There have been many beneficiaries of the process Gerber developed in his early days as a strength and conditioning coach.

He’s worked with high-profile NFL athletes such as Donovan McNabb, David Tyree, Marvin Harrison and Dwight Freeney.

But some of his most rewarding work was done in Missoula, where he helped Hauck develop the players that led the Griz to back-to-back appearances in the FCS national championship game after joining the program as head strength and conditioning coach in 2006.

“Some were super talented and had hard work,” Gerber said. “Other guys became good because they had hard work.”

Colt Anderson falls into the latter category.

Anderson went to Montana as an undersized walk-on from Butte but became a key contributor in the Griz secondary before enjoying a decade-long NFL career that is still in progress. He attributes much of his enormous progress to Gerber.

“(Gerber) and I clicked right away,” Anderson recalled. “I fell in love with the process of working out.

“To this day, I go back to my roots, so to speak, with him and what I learned from him. I still believe in his formula for increasing speed and increasing explosion and power. At the end of the day, that’s what the game of football is all about.”

Gerber’s impact on Steven Pfahler, a tight end for the Griz in the late 2000s, was perhaps even greater.

Pfahler, a Frenchtown native, not only used the lessons learned from Gerber on the football field, but also in his life after college.

Partly inspired by his college strength coach, Pfahler opened a gym in Missoula, Pfahler Sport Specific, where he now trains young athletes much like his mentor. Gerber even officiated the wedding of Pfahler and his wife, Alyssa Pfahler (née Ssmith), a former hoops star for the Lady Griz.

“I wouldn’t have had the career I had without him,” Pfahler said. “He is one of the best in the business.”

Though many parts of college coaching were attractive to Gerber, he decided to return to youth coaching after following Hauck to UNLV for a four-year stint.

The grind — Gerber says 80-hour work weeks were “the norm” at the college level — became more than he was willing to endure more than 40 years into his career.

“Strength and conditioning coaches are there all summer,” Gerber said. “Vacation time maybe amounted to two weeks the entire year, and the rest of the year, you’re working 80-hour weeks. I just wanted a break.”

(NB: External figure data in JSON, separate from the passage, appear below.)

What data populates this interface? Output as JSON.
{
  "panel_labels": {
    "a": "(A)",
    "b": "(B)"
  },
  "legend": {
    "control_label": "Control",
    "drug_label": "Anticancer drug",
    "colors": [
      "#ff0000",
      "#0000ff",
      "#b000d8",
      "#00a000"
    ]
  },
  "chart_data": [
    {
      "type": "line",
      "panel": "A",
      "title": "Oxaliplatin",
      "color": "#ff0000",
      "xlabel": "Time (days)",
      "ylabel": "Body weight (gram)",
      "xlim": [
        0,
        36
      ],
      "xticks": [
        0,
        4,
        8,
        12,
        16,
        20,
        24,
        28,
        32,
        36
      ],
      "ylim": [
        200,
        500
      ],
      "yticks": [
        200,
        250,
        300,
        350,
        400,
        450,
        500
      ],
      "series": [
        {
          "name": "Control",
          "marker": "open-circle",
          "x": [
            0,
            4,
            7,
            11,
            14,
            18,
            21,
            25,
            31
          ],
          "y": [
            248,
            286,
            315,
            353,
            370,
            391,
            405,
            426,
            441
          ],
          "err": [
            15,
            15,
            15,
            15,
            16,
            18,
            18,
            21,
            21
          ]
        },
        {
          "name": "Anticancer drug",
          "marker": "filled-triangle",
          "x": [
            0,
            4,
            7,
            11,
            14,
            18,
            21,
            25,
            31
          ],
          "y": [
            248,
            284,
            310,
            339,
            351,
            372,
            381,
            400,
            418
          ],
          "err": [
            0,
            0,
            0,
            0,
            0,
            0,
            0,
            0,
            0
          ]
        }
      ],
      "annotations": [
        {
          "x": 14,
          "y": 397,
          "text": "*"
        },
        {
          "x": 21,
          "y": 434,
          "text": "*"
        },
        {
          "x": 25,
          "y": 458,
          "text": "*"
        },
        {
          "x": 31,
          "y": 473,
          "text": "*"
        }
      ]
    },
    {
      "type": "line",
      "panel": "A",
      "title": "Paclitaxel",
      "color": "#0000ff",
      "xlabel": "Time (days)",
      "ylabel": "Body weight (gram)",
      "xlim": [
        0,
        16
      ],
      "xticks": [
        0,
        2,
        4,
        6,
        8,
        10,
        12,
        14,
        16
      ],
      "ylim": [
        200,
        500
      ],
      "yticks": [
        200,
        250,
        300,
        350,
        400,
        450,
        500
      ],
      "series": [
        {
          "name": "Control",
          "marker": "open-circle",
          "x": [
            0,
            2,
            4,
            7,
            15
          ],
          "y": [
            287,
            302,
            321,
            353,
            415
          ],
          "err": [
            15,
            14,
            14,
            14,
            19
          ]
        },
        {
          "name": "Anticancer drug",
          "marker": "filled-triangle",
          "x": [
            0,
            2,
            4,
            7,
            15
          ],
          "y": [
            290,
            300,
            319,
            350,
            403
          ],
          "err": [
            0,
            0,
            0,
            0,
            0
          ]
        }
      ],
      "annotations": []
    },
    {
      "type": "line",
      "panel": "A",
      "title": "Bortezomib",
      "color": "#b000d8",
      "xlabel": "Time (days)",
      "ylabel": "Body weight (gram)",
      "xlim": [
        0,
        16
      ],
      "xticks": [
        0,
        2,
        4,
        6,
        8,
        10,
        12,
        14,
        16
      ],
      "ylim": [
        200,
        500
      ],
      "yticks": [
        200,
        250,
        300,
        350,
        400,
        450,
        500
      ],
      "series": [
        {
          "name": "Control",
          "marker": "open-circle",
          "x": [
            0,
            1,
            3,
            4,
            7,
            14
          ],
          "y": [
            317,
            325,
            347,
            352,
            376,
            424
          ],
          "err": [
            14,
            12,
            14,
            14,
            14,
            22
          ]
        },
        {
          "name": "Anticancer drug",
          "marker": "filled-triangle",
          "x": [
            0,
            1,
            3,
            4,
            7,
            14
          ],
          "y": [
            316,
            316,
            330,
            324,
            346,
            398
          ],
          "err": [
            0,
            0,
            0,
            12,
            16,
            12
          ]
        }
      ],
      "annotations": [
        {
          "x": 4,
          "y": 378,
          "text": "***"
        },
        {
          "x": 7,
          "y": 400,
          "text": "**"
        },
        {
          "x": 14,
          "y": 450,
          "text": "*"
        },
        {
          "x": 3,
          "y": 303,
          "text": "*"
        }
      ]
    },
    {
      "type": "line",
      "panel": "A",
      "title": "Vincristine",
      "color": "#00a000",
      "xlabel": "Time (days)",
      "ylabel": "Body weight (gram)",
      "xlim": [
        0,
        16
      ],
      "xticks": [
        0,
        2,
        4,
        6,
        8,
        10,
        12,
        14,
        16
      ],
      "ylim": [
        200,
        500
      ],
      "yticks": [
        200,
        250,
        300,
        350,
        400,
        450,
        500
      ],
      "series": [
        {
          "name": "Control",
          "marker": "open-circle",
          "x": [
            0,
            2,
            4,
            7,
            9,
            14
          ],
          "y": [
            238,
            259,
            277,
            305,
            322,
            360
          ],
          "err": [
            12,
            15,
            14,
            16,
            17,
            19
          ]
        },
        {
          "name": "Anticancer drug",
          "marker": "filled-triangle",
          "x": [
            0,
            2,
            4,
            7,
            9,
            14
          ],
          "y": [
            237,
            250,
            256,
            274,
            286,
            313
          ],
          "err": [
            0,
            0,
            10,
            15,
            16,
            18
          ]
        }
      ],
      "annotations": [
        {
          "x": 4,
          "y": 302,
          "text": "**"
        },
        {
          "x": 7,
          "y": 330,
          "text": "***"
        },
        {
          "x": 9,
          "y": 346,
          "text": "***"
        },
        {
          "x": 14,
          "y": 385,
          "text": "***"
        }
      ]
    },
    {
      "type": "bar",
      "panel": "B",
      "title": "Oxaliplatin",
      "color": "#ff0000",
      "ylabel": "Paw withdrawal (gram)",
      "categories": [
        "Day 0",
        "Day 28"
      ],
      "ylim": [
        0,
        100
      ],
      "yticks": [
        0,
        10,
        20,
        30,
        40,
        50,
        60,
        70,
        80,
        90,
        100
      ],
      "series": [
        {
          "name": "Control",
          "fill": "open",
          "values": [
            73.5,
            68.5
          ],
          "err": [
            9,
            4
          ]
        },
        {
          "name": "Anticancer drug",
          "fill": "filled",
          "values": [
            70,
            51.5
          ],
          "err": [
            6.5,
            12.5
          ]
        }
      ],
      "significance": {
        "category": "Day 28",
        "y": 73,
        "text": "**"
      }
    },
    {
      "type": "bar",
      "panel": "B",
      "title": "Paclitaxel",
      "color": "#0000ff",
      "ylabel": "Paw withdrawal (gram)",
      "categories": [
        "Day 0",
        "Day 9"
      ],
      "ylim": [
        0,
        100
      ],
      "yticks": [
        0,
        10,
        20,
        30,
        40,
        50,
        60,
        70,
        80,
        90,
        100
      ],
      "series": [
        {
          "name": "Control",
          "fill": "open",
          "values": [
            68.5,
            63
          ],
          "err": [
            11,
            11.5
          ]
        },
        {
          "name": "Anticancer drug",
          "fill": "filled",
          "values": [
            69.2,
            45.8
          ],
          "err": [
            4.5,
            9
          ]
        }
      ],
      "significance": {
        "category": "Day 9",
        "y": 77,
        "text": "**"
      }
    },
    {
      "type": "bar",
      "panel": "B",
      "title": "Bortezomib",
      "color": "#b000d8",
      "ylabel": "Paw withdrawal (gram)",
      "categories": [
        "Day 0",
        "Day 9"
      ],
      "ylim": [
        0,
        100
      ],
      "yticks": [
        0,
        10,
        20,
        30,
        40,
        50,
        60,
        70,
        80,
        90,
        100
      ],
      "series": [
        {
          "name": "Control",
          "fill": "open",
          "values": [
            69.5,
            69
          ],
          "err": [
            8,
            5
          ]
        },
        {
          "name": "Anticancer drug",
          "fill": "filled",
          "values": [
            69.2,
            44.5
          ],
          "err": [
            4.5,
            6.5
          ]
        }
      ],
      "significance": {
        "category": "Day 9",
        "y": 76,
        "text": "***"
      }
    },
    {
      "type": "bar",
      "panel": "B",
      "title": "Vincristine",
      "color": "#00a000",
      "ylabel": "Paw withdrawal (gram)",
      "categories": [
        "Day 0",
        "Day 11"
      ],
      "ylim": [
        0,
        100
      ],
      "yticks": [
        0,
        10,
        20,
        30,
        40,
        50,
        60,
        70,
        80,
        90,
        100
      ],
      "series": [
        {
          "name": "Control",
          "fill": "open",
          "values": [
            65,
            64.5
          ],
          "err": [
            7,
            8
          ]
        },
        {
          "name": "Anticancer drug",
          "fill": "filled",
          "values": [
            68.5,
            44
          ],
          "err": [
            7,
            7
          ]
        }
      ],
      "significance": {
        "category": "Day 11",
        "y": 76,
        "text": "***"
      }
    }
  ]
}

So he made his way north to the Flathead Valley, where he can continue enjoying his favorite aspect of coaching — watching athletes develop through hard work — while also giving himself and his wife time and space to pursue passions outside of work. (Gerber spends his spare time fly-fishing, while his wife enjoys raising and tending to her horses.)

Pfahler believes, despite all the help he provided college athletes, Gerber may be doing even more good at the youth level by giving teens an athletic foundation they can build upon.

“So many places these days, it’s just about what’s easy to teach and what looks cool,” Pfahler said. “All these new things come and then they go, come and then they go. Mike’s base foundation is Olympic lifting. That’s been around forever, and the phenomenal results have been around forever.”

“It’s like learning the fundamentals of basketball,” Pfahler added. “Would you rather learn it in the second grade or would you rather learn it as a junior in high school?

“It is so important for these kids to strength-train at a young age.”

Gerber plans to keep at it as long as he’s able.

The love he acquired on the wooden bench at age 12 has yet to leave him.

“I want to keep doing it as long as I’m healthy enough to do it,” he said. “As long as I have some fishing time.”